# Meet my new 4 week old chi baby.



## Twinkie23 (Jun 14, 2010)

This is Twinkie, he is my new baby. He is to die for. The sweetest little thing. He is a chocolate fawn. He has white on his chest, chin, and back feet. He is AKC and has many champions in his pedigree. He is very lazy and laid back.

He has a cobby built. Short and fat. Sitting under a bed...

















His littermate.



His other littermate. This one did not make it.


----------



## RockRomantic (Apr 29, 2009)

oh what a sweetie he is!!! he's a beaut <3 if you ever tire of him let me know  :lol: 

poor littermate that didn't make it  r.i.p


----------



## Twinkie23 (Jun 14, 2010)

He is an amazing little boy. I just cannot wait to watch him grow.


----------



## new westie owner (Apr 30, 2010)

AWWWWWWWWWWWW :001_wub:


----------



## slbrown2108 (Sep 15, 2009)

awww how cute what a size are they teacup bred chi's


----------



## xpalaboyx (Jun 17, 2008)

Such sweet and so adorable little guy, and one of a kind cute face too... I wanna steal him and name him Robin!


----------



## catz4m8z (Aug 27, 2008)

Gorgeous! He is chubby isnt he??
Mind you my chi girl was that chubby when she was little. Now she looks like a mini whippet!


----------



## GSDlover4ever (Feb 21, 2009)

awwww when do you get him?

bet your all exited!


----------



## dexter (Nov 29, 2008)

slbrown2108 said:


> awww how cute what a size are they teacup bred chi's


Slb . not wanting to cause outcry., but no such thing as a teacup.


----------



## Darkstitch (Feb 17, 2010)

Awww how cute!  I've never seen a baby chi before


----------



## Twinkie23 (Jun 14, 2010)

He is fat. Chunky, chubby, whatever ya wanna call it. Hes a PIG. Very healthy appetite on this boy. lol. Plus hes fluffy, so it makes him look even bigger, lol. Hes got some short legs on him like his mama. 

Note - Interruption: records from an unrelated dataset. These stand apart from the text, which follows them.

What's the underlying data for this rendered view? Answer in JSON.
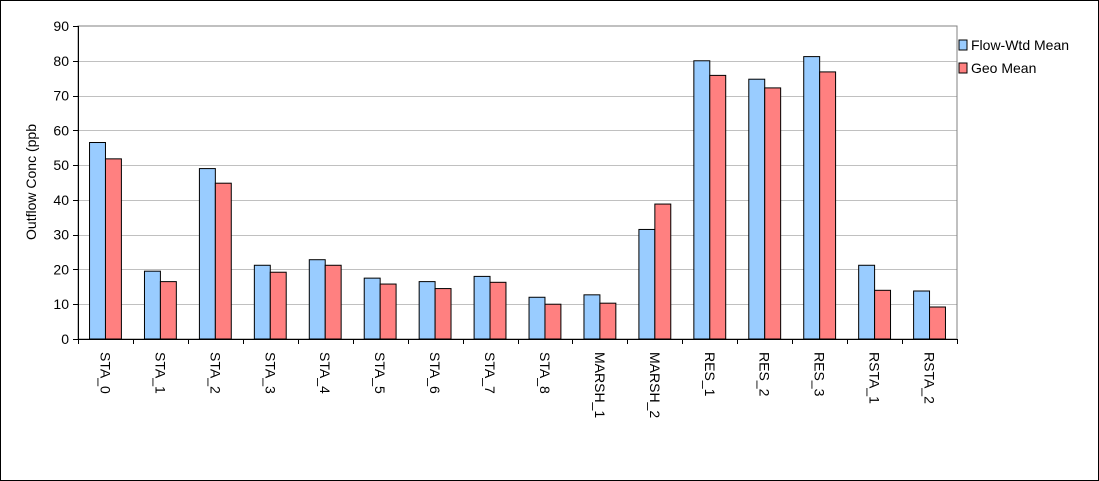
{
  "chart_data": {
    "type": "bar",
    "categories": [
      "STA_0",
      "STA_1",
      "STA_2",
      "STA_3",
      "STA_4",
      "STA_5",
      "STA_6",
      "STA_7",
      "STA_8",
      "MARSH_1",
      "MARSH_2",
      "RES_1",
      "RES_2",
      "RES_3",
      "RSTA_1",
      "RSTA_2"
    ],
    "series": [
      {
        "name": "Flow-Wtd Mean",
        "color": "#99ccff",
        "values": [
          56.5,
          19.5,
          49,
          21.2,
          22.8,
          17.5,
          16.5,
          18,
          12,
          12.7,
          31.5,
          80,
          74.7,
          81.2,
          21.2,
          13.8
        ]
      },
      {
        "name": "Geo Mean",
        "color": "#ff8080",
        "values": [
          51.8,
          16.5,
          44.8,
          19.2,
          21.2,
          15.8,
          14.5,
          16.3,
          10,
          10.3,
          38.8,
          75.8,
          72.2,
          76.8,
          14,
          9.2
        ]
      }
    ],
    "ylabel": "Outflow Conc (ppb",
    "ylim": [
      0,
      90
    ],
    "yticks": [
      0,
      10,
      20,
      30,
      40,
      50,
      60,
      70,
      80,
      90
    ],
    "grid": true,
    "legend_position": "top-right",
    "plot_background": "#ffffff",
    "gridline_color": "#c0c0c0"
  }
}
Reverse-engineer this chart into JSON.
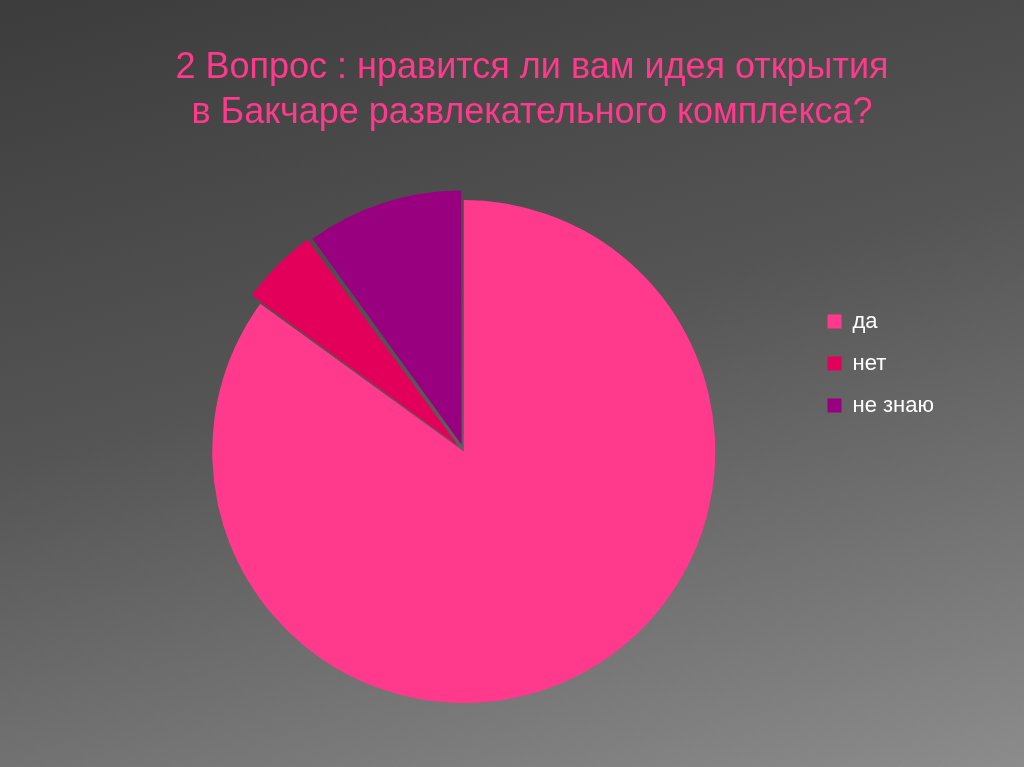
{
  "chart_data": {
    "type": "pie",
    "title": "2 Вопрос : нравится ли вам идея открытия в Бакчаре развлекательного комплекса?",
    "categories": [
      "да",
      "нет",
      "не знаю"
    ],
    "values": [
      85,
      5,
      10
    ],
    "colors": [
      "#ff3a8c",
      "#e3005b",
      "#990080"
    ],
    "legend": "right"
  }
}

There is no such thing as a tea cup. Chihuahuas can be anywhere from 2 to 6 pounds, within breed standard. The sire is 3 pounds and the dam is 6. He should mature around 4 pounds. 

I melt every time I see him, hes so cute.


----------



## colliemerles (Nov 2, 2007)

he really is cute,

so sad the litter mate didnt make it.


----------